Coins of Empire

Dr Anthony Lewis, Curator of Scottish History
the front and back sides of a brown coin showing a low relief of a persons head on either side.

Copper farthing minted during the reign of King George II (1727-1760)

Found in the foundations of an old tenement on the west corner of Charlotte Street and Gallowgate.

1915.80.e
Images © CSG CIC Glasgow Museums Collection

21st March 2021

In 1944 Eric William’s book Capitalism and Slavery was published. He points to capitalism as being the main driving force behind the trade in enslaved African people being forced to work on colonial plantations in the Americas and there may be no clearer symbol of capitalism than money. Great Britain dominated the European slave trade. Glasgow Museums’ collection of coins and trade tokens minted in the 1700s, mark the high point of the trade’s importance to the British economy. 

Looking at the coin 1915.80.e we see a fairly worn down copper farthing minted during the reign of King George II (1727-1760), which was found in the foundations of an old tenement in Glasgow on the west corner of Charlotte Street and Gallowgate that predated David Dale’s development of the surrounding area. Today Dale (1739-1806) is famed as an industrialist who invested in Scottish cotton mills such as New Lanark, and Catrine. He was also a property developer in Glasgow in the 1780s who invested in developing Charlotte Street and surrounding streets to the west end of Glasgow Green. Some of these properties were rather grand and intended for wealthy people. Dale himself had a house built for himself on Charlotte Street based on a design by the architect Robert Adam (1728-1792).

Due to the international nature of trade, foreign coins were often re-used locally. This is evident from a trade token made for David Dale’s Ayrshire cotton mill at Catrine in 1785 (A.1984.5.a). A Spanish reale, which once bore King Charles III’s bust, has been over-stamped with the new vale of 4 shillings and 9 pence, an inscription of Catrine Cotton Works, and the date 1785. This was the date the Catrine mill was established by David Dale and his business partner Claud Alexander.

the front and back sides of a coin showing two patterns in bas-relief on the coin faces. one side shows a circular pattern whilst the other shows a coat of arms.

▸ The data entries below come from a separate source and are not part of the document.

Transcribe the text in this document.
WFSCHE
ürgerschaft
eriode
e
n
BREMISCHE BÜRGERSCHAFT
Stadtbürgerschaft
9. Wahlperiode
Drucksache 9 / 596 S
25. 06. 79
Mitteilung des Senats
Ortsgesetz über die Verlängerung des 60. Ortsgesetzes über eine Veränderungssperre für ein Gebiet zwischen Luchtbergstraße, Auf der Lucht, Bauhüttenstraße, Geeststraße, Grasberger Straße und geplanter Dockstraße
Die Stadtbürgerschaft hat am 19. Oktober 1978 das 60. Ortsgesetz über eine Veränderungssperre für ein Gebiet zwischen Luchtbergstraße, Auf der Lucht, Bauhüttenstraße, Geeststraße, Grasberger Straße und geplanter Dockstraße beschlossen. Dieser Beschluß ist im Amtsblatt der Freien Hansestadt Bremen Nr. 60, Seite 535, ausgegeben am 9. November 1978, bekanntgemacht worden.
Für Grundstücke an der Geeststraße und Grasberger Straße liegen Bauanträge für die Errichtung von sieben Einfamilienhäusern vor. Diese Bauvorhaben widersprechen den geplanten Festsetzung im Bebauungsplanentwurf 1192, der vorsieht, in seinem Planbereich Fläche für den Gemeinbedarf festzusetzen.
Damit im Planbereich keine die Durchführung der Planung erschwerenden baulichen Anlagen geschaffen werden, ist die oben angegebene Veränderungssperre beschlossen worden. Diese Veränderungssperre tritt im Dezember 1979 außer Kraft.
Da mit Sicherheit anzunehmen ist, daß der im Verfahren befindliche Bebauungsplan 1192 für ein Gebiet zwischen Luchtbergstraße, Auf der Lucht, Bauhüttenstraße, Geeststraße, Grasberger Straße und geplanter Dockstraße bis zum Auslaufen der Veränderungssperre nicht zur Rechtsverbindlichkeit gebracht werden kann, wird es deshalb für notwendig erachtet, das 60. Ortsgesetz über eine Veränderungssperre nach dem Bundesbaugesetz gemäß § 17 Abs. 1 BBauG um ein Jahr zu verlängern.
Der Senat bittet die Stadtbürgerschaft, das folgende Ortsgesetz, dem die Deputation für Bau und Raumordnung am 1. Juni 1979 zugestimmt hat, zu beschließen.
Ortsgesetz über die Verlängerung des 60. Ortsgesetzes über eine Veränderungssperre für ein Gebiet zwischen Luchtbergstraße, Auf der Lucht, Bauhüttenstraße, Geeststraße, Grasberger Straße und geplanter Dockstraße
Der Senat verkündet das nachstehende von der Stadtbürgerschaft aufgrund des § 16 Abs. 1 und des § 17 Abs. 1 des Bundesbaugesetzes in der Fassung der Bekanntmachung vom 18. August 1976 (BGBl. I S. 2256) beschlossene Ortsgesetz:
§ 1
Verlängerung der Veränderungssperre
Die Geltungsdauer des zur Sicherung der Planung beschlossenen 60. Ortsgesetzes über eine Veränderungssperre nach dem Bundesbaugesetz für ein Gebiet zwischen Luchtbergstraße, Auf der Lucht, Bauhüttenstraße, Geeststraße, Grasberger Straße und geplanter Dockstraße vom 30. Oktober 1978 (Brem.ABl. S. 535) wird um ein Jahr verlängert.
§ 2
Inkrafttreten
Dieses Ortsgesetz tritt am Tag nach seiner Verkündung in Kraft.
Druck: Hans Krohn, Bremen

Trade token for David Dale’s Ayrshire cotton mill at Catrine in 1785

Made by over-stamping a Spanish reale

A.1984.5.a
Images © CSG CIC Glasgow Museums Collection

As we know, Dale was a supporter of the abolition of slavery and this coin illustrates three issues related to imperial history. Firstly, as Eric Williams makes clear, British abolitionists did not remove British interests in slavery. The country’s merchants still invested in slavery via countries in the Americas and traded with Spanish slavers with plantations in Brazil. They would have been paid in Spanish silver and these coins returned to Great Britain and Scotland as their value would be retained in bullion and weight. Here, a Spanish coin, minted for another European imperial economy, has been reused to serve workers in a Scottish mill that processed cotton from plantations using enslaved labour. Secondly, Claud Alexander, had made his fortune in the British East India Company before deciding to return to Scotland in the early 1780s. He purchased the Ballochmyle estate in Ayrshire and then invested in the nearby mill. The wealth he made was the result of his career in the company and the British Empire. Lastly, although Dale is lauded as an abolitionist, he clearly had no issue with doing business with British and Scottish imperialist businessmen and using European imperialist currency to his own ends. 

Although the token was not minted with the figure of Britannia, as the farthing was, the imagery and connotations of it were also representative of British colonial business. These two coins can therefore be considered not just as examples of small value currency, but as representatives of Scotland’s colonial markets and economies.